Wednesday, February 2, 2011

The Medication War

     I have know that I have ADHD since I was five years old and that I have Bipolar Disorder since I was thirteen, growing up I took medication for the ADHD. I rarely missed a dose and I never went off of it at least until the doctor took me off when I was about fourteen. Of course back then I had my mother to remind me to take it. I didn't start taking medication for my Bipolar until I was nineteen, I took it faithfully for about four years. Then like many people who have this disorder I began to skip doses or just go off my medication for months at a time. The medications keep me level, almost complacent, I don't feel the extreme lows or highs when I am on it. Over time I begin to miss feeling something more than the complacency or I begin feel to like I don't need the medication because I am doing good. Yes I know, logically, that the medication is why I am doing good but still I stop taking it. It is a hard thing accepting you will have to take medication everyday for the rest of your life just to strive to be normal.

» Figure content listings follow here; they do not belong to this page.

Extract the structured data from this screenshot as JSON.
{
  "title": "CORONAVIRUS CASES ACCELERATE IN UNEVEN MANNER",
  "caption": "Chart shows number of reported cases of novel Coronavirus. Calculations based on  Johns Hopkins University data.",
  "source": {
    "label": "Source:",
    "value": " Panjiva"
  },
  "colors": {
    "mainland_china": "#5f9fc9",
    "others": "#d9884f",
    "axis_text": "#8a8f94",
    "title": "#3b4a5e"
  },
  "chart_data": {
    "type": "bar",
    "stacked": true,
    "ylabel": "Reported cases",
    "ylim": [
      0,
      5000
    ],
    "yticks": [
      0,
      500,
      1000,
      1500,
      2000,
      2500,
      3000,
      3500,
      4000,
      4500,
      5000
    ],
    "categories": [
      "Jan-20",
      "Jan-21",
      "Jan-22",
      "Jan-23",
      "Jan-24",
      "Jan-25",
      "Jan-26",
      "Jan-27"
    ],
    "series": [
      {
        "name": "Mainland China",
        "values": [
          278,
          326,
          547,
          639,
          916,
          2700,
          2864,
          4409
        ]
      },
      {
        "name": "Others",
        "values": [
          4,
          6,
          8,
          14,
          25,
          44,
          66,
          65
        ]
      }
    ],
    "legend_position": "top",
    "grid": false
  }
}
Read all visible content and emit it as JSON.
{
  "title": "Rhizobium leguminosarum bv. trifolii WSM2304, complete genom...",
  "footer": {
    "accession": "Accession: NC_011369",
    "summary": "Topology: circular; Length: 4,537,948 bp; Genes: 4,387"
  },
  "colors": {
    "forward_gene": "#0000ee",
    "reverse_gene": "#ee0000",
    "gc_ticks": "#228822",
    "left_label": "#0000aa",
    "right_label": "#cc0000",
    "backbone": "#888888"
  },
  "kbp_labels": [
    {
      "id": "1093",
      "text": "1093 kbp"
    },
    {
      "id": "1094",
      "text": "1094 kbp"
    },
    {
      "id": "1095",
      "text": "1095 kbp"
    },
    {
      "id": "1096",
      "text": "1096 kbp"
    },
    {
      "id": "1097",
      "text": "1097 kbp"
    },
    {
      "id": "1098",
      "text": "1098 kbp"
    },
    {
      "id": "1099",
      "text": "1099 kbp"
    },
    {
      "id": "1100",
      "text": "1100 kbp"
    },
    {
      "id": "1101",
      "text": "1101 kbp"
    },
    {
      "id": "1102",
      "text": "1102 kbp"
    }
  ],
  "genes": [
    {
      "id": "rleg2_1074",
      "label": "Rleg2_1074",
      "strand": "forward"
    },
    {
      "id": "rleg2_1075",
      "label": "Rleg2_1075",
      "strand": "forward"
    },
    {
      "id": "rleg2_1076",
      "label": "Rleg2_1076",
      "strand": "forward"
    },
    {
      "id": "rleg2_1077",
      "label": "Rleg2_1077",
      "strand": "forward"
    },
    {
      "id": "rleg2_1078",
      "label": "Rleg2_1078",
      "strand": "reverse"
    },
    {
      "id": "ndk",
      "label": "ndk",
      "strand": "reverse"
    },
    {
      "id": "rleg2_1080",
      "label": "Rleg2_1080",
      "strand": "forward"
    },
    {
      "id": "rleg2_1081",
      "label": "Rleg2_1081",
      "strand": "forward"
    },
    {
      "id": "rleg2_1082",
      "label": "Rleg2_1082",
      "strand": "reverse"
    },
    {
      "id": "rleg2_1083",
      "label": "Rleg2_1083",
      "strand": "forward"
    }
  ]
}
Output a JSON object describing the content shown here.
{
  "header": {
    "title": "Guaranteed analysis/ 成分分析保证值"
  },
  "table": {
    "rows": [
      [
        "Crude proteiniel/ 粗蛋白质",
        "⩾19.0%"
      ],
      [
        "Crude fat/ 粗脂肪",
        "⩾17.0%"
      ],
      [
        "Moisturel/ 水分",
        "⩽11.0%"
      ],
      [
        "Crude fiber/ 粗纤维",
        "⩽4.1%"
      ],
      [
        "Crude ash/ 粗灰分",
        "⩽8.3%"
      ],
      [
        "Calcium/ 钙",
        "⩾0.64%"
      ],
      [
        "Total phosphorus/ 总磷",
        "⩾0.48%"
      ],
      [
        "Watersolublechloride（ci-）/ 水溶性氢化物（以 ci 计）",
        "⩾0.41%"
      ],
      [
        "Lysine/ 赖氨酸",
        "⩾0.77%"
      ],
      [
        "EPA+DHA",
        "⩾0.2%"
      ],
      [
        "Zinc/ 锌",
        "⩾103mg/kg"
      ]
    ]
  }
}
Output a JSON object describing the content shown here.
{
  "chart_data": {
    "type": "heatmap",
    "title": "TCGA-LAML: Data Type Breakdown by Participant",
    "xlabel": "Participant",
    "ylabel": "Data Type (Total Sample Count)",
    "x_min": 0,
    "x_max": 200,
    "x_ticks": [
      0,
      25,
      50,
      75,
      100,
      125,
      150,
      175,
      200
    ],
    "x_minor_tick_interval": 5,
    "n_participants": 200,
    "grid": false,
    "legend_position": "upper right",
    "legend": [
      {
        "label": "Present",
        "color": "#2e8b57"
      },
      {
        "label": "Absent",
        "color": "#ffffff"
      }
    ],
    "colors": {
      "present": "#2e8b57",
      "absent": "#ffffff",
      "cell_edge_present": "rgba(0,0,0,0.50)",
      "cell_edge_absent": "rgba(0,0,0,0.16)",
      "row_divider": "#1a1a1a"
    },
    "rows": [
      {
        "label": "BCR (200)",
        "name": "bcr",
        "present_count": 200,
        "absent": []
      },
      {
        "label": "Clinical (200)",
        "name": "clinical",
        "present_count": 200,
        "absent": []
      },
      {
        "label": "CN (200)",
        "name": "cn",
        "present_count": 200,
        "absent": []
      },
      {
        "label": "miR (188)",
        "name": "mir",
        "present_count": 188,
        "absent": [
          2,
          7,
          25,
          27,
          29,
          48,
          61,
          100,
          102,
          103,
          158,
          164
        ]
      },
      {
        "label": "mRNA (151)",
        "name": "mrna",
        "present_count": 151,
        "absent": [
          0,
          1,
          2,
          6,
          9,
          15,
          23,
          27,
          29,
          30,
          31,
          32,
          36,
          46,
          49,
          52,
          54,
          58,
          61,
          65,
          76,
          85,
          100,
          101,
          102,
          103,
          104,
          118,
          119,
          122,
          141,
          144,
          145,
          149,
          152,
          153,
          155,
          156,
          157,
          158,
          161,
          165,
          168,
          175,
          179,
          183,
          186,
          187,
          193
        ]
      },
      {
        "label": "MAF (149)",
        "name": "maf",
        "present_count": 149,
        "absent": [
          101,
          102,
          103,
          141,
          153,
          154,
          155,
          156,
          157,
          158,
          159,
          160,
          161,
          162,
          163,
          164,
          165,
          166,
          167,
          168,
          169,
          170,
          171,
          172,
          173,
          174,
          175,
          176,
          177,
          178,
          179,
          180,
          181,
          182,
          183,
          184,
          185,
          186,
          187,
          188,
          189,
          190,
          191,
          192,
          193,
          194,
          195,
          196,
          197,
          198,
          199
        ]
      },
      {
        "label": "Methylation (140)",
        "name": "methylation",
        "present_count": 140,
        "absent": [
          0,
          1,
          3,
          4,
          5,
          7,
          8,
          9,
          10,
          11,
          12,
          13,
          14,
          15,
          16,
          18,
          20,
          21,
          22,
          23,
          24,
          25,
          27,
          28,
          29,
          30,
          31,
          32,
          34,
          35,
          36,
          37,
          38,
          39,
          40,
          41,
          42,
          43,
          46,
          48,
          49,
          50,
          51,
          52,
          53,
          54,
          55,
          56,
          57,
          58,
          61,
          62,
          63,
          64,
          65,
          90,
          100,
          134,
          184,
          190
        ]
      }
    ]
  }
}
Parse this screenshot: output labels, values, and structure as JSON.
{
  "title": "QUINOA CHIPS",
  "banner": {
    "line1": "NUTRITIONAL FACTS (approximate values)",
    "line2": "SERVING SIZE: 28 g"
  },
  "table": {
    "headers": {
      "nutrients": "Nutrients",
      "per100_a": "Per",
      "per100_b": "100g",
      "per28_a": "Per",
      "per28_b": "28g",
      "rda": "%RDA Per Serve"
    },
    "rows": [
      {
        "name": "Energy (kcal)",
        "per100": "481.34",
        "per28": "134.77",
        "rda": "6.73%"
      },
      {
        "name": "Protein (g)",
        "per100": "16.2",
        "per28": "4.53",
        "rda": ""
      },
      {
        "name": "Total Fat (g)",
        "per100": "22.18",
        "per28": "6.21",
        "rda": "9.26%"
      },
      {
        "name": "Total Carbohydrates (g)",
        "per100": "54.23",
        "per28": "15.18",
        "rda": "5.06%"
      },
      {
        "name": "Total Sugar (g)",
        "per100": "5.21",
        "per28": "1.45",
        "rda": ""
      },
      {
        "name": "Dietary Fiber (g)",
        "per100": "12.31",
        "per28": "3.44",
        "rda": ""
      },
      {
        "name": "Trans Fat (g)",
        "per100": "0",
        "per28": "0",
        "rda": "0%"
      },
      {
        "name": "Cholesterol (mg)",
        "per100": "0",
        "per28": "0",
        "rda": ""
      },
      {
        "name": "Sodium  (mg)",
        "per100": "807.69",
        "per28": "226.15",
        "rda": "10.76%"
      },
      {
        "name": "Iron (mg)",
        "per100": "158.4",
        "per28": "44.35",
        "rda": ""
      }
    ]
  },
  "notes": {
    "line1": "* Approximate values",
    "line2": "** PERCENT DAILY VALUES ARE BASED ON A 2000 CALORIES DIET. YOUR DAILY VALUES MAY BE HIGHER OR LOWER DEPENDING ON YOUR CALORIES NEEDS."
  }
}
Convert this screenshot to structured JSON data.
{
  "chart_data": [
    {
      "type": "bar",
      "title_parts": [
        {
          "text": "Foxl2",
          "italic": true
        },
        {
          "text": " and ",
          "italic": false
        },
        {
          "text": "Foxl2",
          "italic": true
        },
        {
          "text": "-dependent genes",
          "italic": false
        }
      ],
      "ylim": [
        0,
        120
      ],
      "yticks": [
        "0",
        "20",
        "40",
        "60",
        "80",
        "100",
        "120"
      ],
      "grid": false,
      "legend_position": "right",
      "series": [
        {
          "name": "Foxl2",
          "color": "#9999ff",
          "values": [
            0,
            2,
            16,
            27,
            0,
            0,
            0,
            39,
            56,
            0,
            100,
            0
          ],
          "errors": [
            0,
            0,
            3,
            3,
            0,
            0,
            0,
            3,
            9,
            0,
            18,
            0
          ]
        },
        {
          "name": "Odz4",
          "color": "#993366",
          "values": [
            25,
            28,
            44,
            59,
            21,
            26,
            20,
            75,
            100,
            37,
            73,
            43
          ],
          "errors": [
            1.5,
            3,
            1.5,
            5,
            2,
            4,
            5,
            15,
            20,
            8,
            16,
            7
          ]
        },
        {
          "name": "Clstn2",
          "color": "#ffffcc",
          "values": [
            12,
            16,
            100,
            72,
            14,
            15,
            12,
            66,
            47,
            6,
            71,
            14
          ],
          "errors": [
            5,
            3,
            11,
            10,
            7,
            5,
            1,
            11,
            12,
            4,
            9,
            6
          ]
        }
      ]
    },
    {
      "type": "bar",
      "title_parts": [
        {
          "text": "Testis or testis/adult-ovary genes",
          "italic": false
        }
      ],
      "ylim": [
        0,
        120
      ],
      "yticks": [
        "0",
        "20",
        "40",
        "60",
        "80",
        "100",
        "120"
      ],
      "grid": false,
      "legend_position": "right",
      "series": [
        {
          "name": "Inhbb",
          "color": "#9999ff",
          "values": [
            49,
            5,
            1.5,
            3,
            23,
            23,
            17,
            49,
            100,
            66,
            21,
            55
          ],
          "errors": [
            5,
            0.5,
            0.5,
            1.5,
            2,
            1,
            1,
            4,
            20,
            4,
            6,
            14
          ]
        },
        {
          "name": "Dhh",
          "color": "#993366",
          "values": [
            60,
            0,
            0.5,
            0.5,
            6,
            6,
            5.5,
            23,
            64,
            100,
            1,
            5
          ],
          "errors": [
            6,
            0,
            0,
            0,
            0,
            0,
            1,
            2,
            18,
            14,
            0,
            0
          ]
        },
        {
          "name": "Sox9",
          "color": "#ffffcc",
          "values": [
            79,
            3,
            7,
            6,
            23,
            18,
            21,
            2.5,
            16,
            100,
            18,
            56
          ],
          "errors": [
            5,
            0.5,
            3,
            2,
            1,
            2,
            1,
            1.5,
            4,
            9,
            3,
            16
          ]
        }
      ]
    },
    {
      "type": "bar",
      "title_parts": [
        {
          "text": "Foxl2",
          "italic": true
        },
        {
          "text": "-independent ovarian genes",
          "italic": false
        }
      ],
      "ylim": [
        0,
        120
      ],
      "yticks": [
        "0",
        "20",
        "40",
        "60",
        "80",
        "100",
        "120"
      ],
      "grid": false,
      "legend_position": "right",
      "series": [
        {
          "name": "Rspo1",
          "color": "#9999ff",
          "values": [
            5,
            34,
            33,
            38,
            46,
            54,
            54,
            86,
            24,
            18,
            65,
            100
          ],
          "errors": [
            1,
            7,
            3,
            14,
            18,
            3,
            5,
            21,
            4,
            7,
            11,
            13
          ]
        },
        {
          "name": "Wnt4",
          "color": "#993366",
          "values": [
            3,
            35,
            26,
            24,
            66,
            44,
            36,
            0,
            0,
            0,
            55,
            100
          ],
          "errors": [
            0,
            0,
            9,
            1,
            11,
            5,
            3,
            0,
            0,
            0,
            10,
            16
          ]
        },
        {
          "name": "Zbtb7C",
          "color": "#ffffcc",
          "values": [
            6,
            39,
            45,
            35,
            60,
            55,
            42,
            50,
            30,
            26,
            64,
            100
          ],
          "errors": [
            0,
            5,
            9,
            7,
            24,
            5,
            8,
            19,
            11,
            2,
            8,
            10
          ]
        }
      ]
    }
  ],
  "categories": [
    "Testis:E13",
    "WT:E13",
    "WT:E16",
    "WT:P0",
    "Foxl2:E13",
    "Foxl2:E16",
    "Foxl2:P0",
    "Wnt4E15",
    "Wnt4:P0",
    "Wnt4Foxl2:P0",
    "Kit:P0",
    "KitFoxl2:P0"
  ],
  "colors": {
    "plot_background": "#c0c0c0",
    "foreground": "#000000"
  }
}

     Invariably something happens that cause me to start taking it again. I have multiple physical health problems and have had surgery, I find that I tend to handle the pain better when I am on my medication. So I start taking them again to ward off the depression caused by the pain which makes the pain worse. Or I just get depressed or stressed so I start them again. I have also had people notice I wasn't taking them and this too has caused me to start taking them.
     For the last three or four years my problem has not so much been a conscious desire to stop the pills I just seem to forget and after a few days just don't start up again. The side effects make it difficult when constantly stopping and starting because I have to get used to them all over again. I have tried all sorts of things to help me remember; pill boxes, setting an alarm on my phone or an alarm clock, setting them right by my bed or on the kitchen counter. It helps for a while but then I just forget again. I get busy or can't remember if I took them and don't want to take another dose and be sick. It is frustrating, I know I need them to do my best in school. What's more, I know I need them to be the best mommy I can be. I feel guilty and even ashamed when I forget and go off them. I usually hide it; there is a certain amount of fear that I will be judged poorly because I can't seem to stay on them.
     I am I am not sure what the answer to my problem is but to keep trying and to go back on them every time I quit. I currently find myself starting them again, I have been trying since New Years to start them and stay on them consistently. A lot of things have changed in my life recently and I know I need them now more than ever. Yet I find that coping with the side effects while coping with the changes and extra stress contributes to my failure. :( I have lost many battles in this war but I am determined not to give up on the war.